Eight days into 2018 and the Corelogic price series shows that Sydney house prices have edged a further 0.1 per cent lower since 31 December 2017.

Not a large fall, to be sure, but it builds on the falls in Sydney house prices recorded in October, November and December. It is signaling the impact of the quadrella of headwinds in the form of new supply, tighter lending rules, rising interest rates for investors and better investment opportunities in other asset classes.

From the peak in early September 2017, Sydney house prices have fallen by 2.5 per cent. That’s about $25,000 on a $1,000,000 property.

The price decline, to date, has been orderly and still small in the context of house prices doubling over the previous decade. But it does mean that some of the powerful wealth effects that helped to fuel the New South Wales economy will be missing in 2018, and perhaps beyond. If the falls become more acute, there could be some spill-over problems to the broader economy.

The house price weakness isn’t confined to Sydney. Melbourne prices edged lower in December and so far in January are flat. Prices in in Perth remain weak, while in Brisbane and Adelaide, the price rises are averaging less than 0.1 per cent per month over the last three months.

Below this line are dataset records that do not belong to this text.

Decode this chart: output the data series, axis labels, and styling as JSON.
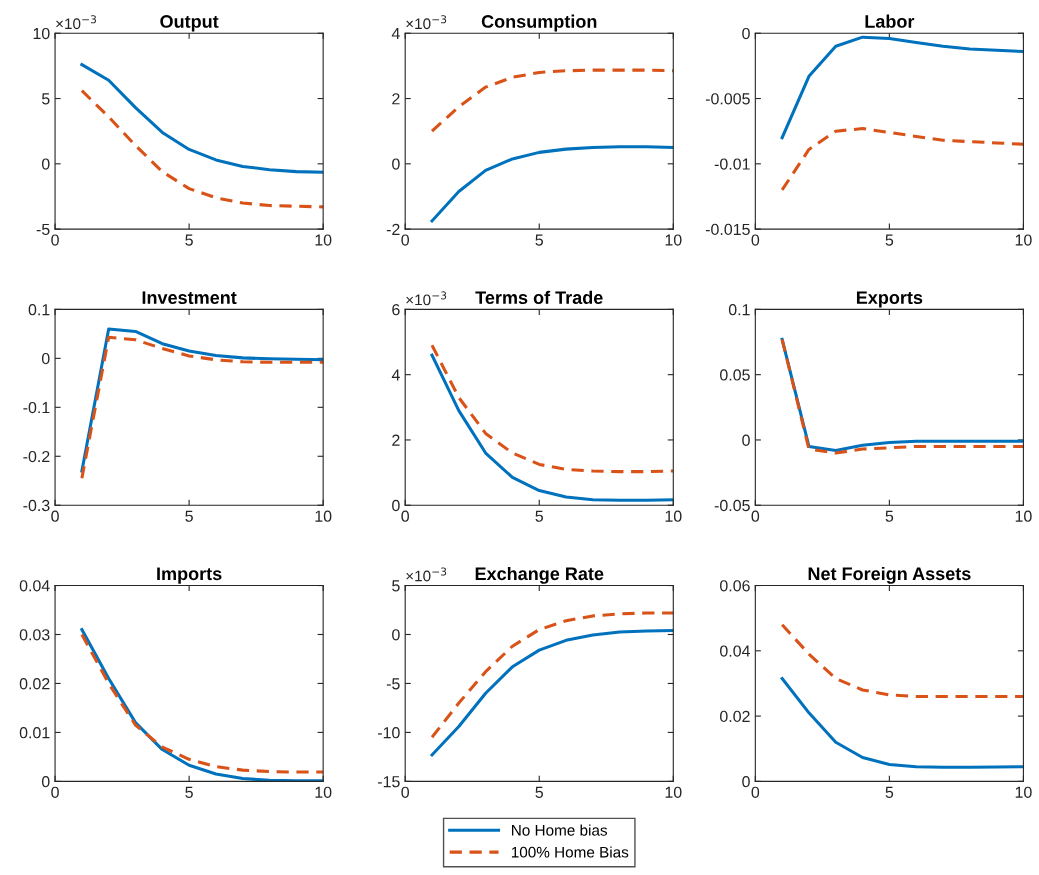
{
  "chart_data": [
    {
      "type": "line",
      "title": "Output",
      "annotations": [
        "×10$^{−3}$"
      ],
      "x": [
        1,
        2,
        3,
        4,
        5,
        6,
        7,
        8,
        9,
        10
      ],
      "xlim": [
        0,
        10
      ],
      "xticks": [
        0,
        5,
        10
      ],
      "ylim": [
        -5,
        10
      ],
      "yticks": [
        -5,
        0,
        5,
        10
      ],
      "grid": false,
      "legend": false,
      "series": [
        {
          "color": "#0072bd",
          "line_style": "solid",
          "values": [
            7.6,
            6.4,
            4.3,
            2.4,
            1.1,
            0.3,
            -0.2,
            -0.45,
            -0.6,
            -0.65
          ]
        },
        {
          "color": "#d95319",
          "line_style": "dashed",
          "values": [
            5.6,
            3.6,
            1.4,
            -0.6,
            -1.9,
            -2.6,
            -3.0,
            -3.2,
            -3.25,
            -3.3
          ]
        }
      ]
    },
    {
      "type": "line",
      "title": "Consumption",
      "annotations": [
        "×10$^{−3}$"
      ],
      "x": [
        1,
        2,
        3,
        4,
        5,
        6,
        7,
        8,
        9,
        10
      ],
      "xlim": [
        0,
        10
      ],
      "xticks": [
        0,
        5,
        10
      ],
      "ylim": [
        -2,
        4
      ],
      "yticks": [
        -2,
        0,
        2,
        4
      ],
      "grid": false,
      "legend": false,
      "series": [
        {
          "color": "#0072bd",
          "line_style": "solid",
          "values": [
            -1.75,
            -0.85,
            -0.2,
            0.15,
            0.35,
            0.45,
            0.5,
            0.52,
            0.52,
            0.5
          ]
        },
        {
          "color": "#d95319",
          "line_style": "dashed",
          "values": [
            1.0,
            1.75,
            2.35,
            2.65,
            2.8,
            2.85,
            2.87,
            2.87,
            2.87,
            2.85
          ]
        }
      ]
    },
    {
      "type": "line",
      "title": "Labor",
      "x": [
        1,
        2,
        3,
        4,
        5,
        6,
        7,
        8,
        9,
        10
      ],
      "xlim": [
        0,
        10
      ],
      "xticks": [
        0,
        5,
        10
      ],
      "ylim": [
        -0.015,
        0
      ],
      "yticks": [
        -0.015,
        -0.01,
        -0.005,
        0
      ],
      "grid": false,
      "legend": false,
      "series": [
        {
          "color": "#0072bd",
          "line_style": "solid",
          "values": [
            -0.008,
            -0.0033,
            -0.001,
            -0.0003,
            -0.0004,
            -0.0007,
            -0.001,
            -0.0012,
            -0.0013,
            -0.0014
          ]
        },
        {
          "color": "#d95319",
          "line_style": "dashed",
          "values": [
            -0.012,
            -0.0089,
            -0.0075,
            -0.0073,
            -0.0076,
            -0.0079,
            -0.0082,
            -0.0083,
            -0.0084,
            -0.0085
          ]
        }
      ]
    },
    {
      "type": "line",
      "title": "Investment",
      "x": [
        1,
        2,
        3,
        4,
        5,
        6,
        7,
        8,
        9,
        10
      ],
      "xlim": [
        0,
        10
      ],
      "xticks": [
        0,
        5,
        10
      ],
      "ylim": [
        -0.3,
        0.1
      ],
      "yticks": [
        -0.3,
        -0.2,
        -0.1,
        0,
        0.1
      ],
      "grid": false,
      "legend": false,
      "series": [
        {
          "color": "#0072bd",
          "line_style": "solid",
          "values": [
            -0.23,
            0.06,
            0.055,
            0.03,
            0.015,
            0.006,
            0.001,
            -0.001,
            -0.002,
            -0.003
          ]
        },
        {
          "color": "#d95319",
          "line_style": "dashed",
          "values": [
            -0.245,
            0.043,
            0.038,
            0.02,
            0.005,
            -0.003,
            -0.007,
            -0.008,
            -0.008,
            -0.008
          ]
        }
      ]
    },
    {
      "type": "line",
      "title": "Terms of Trade",
      "annotations": [
        "×10$^{−3}$"
      ],
      "x": [
        1,
        2,
        3,
        4,
        5,
        6,
        7,
        8,
        9,
        10
      ],
      "xlim": [
        0,
        10
      ],
      "xticks": [
        0,
        5,
        10
      ],
      "ylim": [
        0,
        6
      ],
      "yticks": [
        0,
        2,
        4,
        6
      ],
      "grid": false,
      "legend": false,
      "series": [
        {
          "color": "#0072bd",
          "line_style": "solid",
          "values": [
            4.6,
            2.9,
            1.6,
            0.85,
            0.45,
            0.25,
            0.17,
            0.15,
            0.15,
            0.17
          ]
        },
        {
          "color": "#d95319",
          "line_style": "dashed",
          "values": [
            4.9,
            3.3,
            2.2,
            1.6,
            1.25,
            1.1,
            1.05,
            1.03,
            1.03,
            1.05
          ]
        }
      ]
    },
    {
      "type": "line",
      "title": "Exports",
      "x": [
        1,
        2,
        3,
        4,
        5,
        6,
        7,
        8,
        9,
        10
      ],
      "xlim": [
        0,
        10
      ],
      "xticks": [
        0,
        5,
        10
      ],
      "ylim": [
        -0.05,
        0.1
      ],
      "yticks": [
        -0.05,
        0,
        0.05,
        0.1
      ],
      "grid": false,
      "legend": false,
      "series": [
        {
          "color": "#0072bd",
          "line_style": "solid",
          "values": [
            0.077,
            -0.005,
            -0.008,
            -0.004,
            -0.002,
            -0.001,
            -0.001,
            -0.001,
            -0.001,
            -0.001
          ]
        },
        {
          "color": "#d95319",
          "line_style": "dashed",
          "values": [
            0.077,
            -0.007,
            -0.01,
            -0.007,
            -0.006,
            -0.005,
            -0.005,
            -0.005,
            -0.005,
            -0.005
          ]
        }
      ]
    },
    {
      "type": "line",
      "title": "Imports",
      "x": [
        1,
        2,
        3,
        4,
        5,
        6,
        7,
        8,
        9,
        10
      ],
      "xlim": [
        0,
        10
      ],
      "xticks": [
        0,
        5,
        10
      ],
      "ylim": [
        0,
        0.04
      ],
      "yticks": [
        0,
        0.01,
        0.02,
        0.03,
        0.04
      ],
      "grid": false,
      "legend": false,
      "series": [
        {
          "color": "#0072bd",
          "line_style": "solid",
          "values": [
            0.031,
            0.021,
            0.012,
            0.0065,
            0.0033,
            0.0015,
            0.0006,
            0.0002,
            0.0001,
            0.0001
          ]
        },
        {
          "color": "#d95319",
          "line_style": "dashed",
          "values": [
            0.03,
            0.02,
            0.0115,
            0.007,
            0.0045,
            0.003,
            0.0023,
            0.002,
            0.0019,
            0.0019
          ]
        }
      ]
    },
    {
      "type": "line",
      "title": "Exchange Rate",
      "annotations": [
        "×10$^{−3}$"
      ],
      "x": [
        1,
        2,
        3,
        4,
        5,
        6,
        7,
        8,
        9,
        10
      ],
      "xlim": [
        0,
        10
      ],
      "xticks": [
        0,
        5,
        10
      ],
      "ylim": [
        -15,
        5
      ],
      "yticks": [
        -15,
        -10,
        -5,
        0,
        5
      ],
      "grid": false,
      "legend": "bottom",
      "series": [
        {
          "name": "No Home bias",
          "color": "#0072bd",
          "line_style": "solid",
          "values": [
            -12.3,
            -9.4,
            -6.0,
            -3.3,
            -1.6,
            -0.6,
            -0.05,
            0.25,
            0.35,
            0.4
          ]
        },
        {
          "name": "100% Home Bias",
          "color": "#d95319",
          "line_style": "dashed",
          "values": [
            -10.5,
            -7.0,
            -3.8,
            -1.2,
            0.5,
            1.4,
            1.9,
            2.1,
            2.2,
            2.2
          ]
        }
      ]
    },
    {
      "type": "line",
      "title": "Net Foreign Assets",
      "x": [
        1,
        2,
        3,
        4,
        5,
        6,
        7,
        8,
        9,
        10
      ],
      "xlim": [
        0,
        10
      ],
      "xticks": [
        0,
        5,
        10
      ],
      "ylim": [
        0,
        0.06
      ],
      "yticks": [
        0,
        0.02,
        0.04,
        0.06
      ],
      "grid": false,
      "legend": false,
      "series": [
        {
          "color": "#0072bd",
          "line_style": "solid",
          "values": [
            0.0315,
            0.021,
            0.012,
            0.0073,
            0.0052,
            0.0045,
            0.0043,
            0.0043,
            0.0044,
            0.0045
          ]
        },
        {
          "color": "#d95319",
          "line_style": "dashed",
          "values": [
            0.048,
            0.039,
            0.0315,
            0.028,
            0.0265,
            0.026,
            0.026,
            0.026,
            0.026,
            0.026
          ]
        }
      ]
    }
  ]
}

House prices will be a key issue for policy makers and markets in 2018.

My money is on the weakness being sufficient, along with other cracks in the economy, to keep overall GDP growth well below trend, inflation below the RBA target, unemployment nearer 6 per cent than 5 per cent and will see the RBA moving to cut interest rates as it see the risks of falling house prices seeping through to the rest of the economy.